Son etap öncesinde podyumda yer alan ve renkli mayoları giyen isimler bir arada

Yarışın tek bir kazananı olsa da aslında La Vuelta a Espana 2018 birden fazla kazanan çıkarttı bana kalırsa. Özellikle Enric Mas ve Thomas De Gendt takdiri hak ettiler. Quick-Step Floors pek genel klasmanı düşünen, buna göre yarışan bir takım değil. Amaçları etap zaferi kovalamak ve takımlarını da buna göre oluşturuyorlar.
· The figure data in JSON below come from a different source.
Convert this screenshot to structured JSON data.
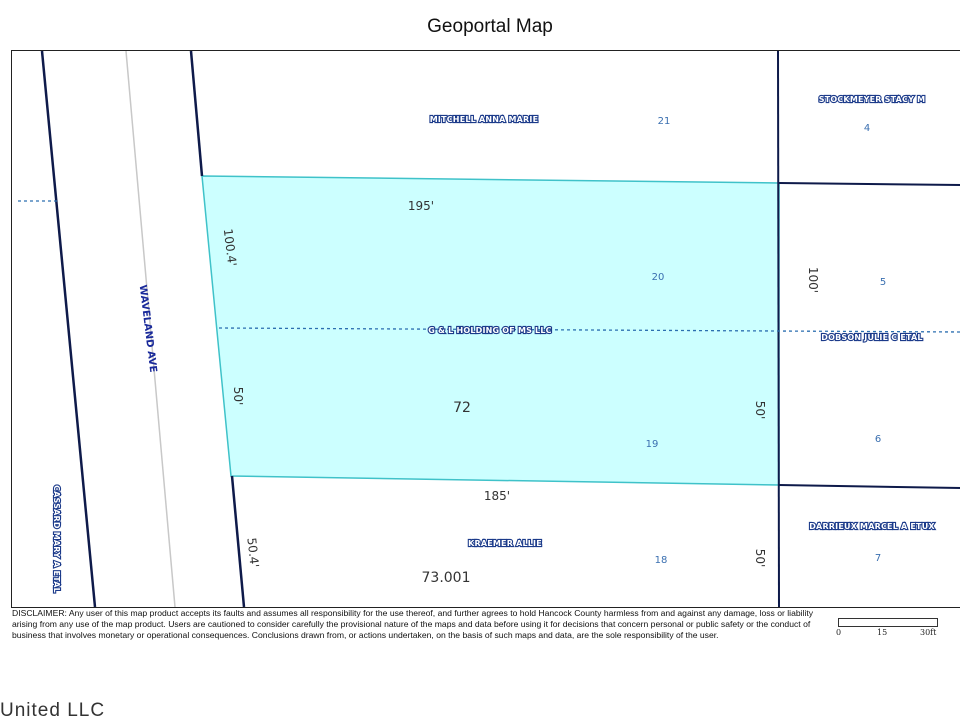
{
  "title": "Geoportal Map",
  "map": {
    "road_label": "WAVELAND AVE",
    "owners": {
      "mitchell": "MITCHELL ANNA MARIE",
      "stockmeyer": "STOCKMEYER STACY M",
      "gl_holding": "G & L HOLDING OF MS LLC",
      "dobson": "DOBSON JULIE C ETAL",
      "kraemer": "KRAEMER ALLIE",
      "darrieux": "DARRIEUX MARCEL A ETUX",
      "cassard": "CASSARD MARY A ETAL"
    },
    "lots": {
      "l21": "21",
      "l4": "4",
      "l20": "20",
      "l5": "5",
      "l19": "19",
      "l6": "6",
      "l18": "18",
      "l7": "7"
    },
    "dimensions": {
      "top": "195'",
      "bottom": "185'",
      "left_upper": "100.4'",
      "left_lower": "50'",
      "right_upper": "100'",
      "right_lower": "50'",
      "left_bottom": "50.4'",
      "right_bottom": "50'"
    },
    "parcels": {
      "selected": "72",
      "south": "73.001"
    },
    "colors": {
      "selected_fill": "#ccffff",
      "selected_stroke": "#3fc2c9",
      "lines": "#0e1a4a",
      "owner_text": "#1b3a8a"
    }
  },
  "disclaimer": "DISCLAIMER: Any user of this map product accepts its faults and assumes all responsibility for the use thereof, and further agrees to hold Hancock County harmless from and against any damage, loss or liability arising from any use of the map product. Users are cautioned to consider carefully the provisional nature of the maps and data before using it for decisions that concern personal or public safety or the conduct of business that involves monetary or operational consequences. Conclusions drawn from, or actions undertaken, on the basis of such maps and data, are the sole responsibility of the user.",
  "scale": {
    "labels": [
      "0",
      "15",
      "30ft"
    ]
  },
  "watermark": "United LLC"
}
Enric Mas da bu yüzden yarış boyunca tek başına savaştı. Onun yaşındaki bir bisikletçiye göre de neredeyse kusursuz bir iş çıkarttı. Pelotonun içinde iyi yer kaptı, dağlarda hiç geri adım atmadı. Zamana karşı etabında güzel yarıştı. Henüz 1995 doğumlu olduğunu düşünürsek gelecek için ne kadar çok şey vaad ettiğini gösterdi.

Yarışın arka planda bir diğer kazananı ise Thomas De Gendt tabi ki. Onun ne kadar iyi bir kaçışçı ve etap avcısı olduğunu biliyoruz zaten. Sporun dinamiklerine çok hakim bir isim. Burada da bunu çok iyi sergiledi. İlk hafta kendisini sakladı, rakiplerinin yorulmasını geri planda izledi. İkinci haftayla birlikte de en iyi yaptığı şeyi yaptı, kaçtı. Yüksek puanlı dağ kapılarına gitti. Luis Angel Mate’nin ilk haftadaki cevval tavrını avantajına çevirdi. Ve sonunda da hak ettiği şekilde puantiyeli mayoyu yani “Dağların Kralı” mayosunu kazandı.

2018 La Vuelta’sından bahsederken bir isme değinmeden olmaz. Yaşlı kurt Alejandro Valverde. 38 yaşında ve Tour de France’dan çıktıktan sonra, üstelik takımının lideri değilken şu performansı sergilemek… Anlatacak kelime bulmak zor. Keşke podyumda o da olsaydı diyorum ben. Yakışırdı. Etap galibiyetleri ve puan mayosu ile yetinmek durumunda kaldı. Aslında çok da yakındı podyuma. Onyedinci etapta Yates’ten zaman çalmış, ondokuzuncu etaba başlarken onu en çok tehdit eden isimdi. Ama olmadı. Son iki günü çıkartamadı. Canı sağolsun demekten başka bir şey gelmiyor elden. Gönüllerde podyum yaptı yaşlı kurt.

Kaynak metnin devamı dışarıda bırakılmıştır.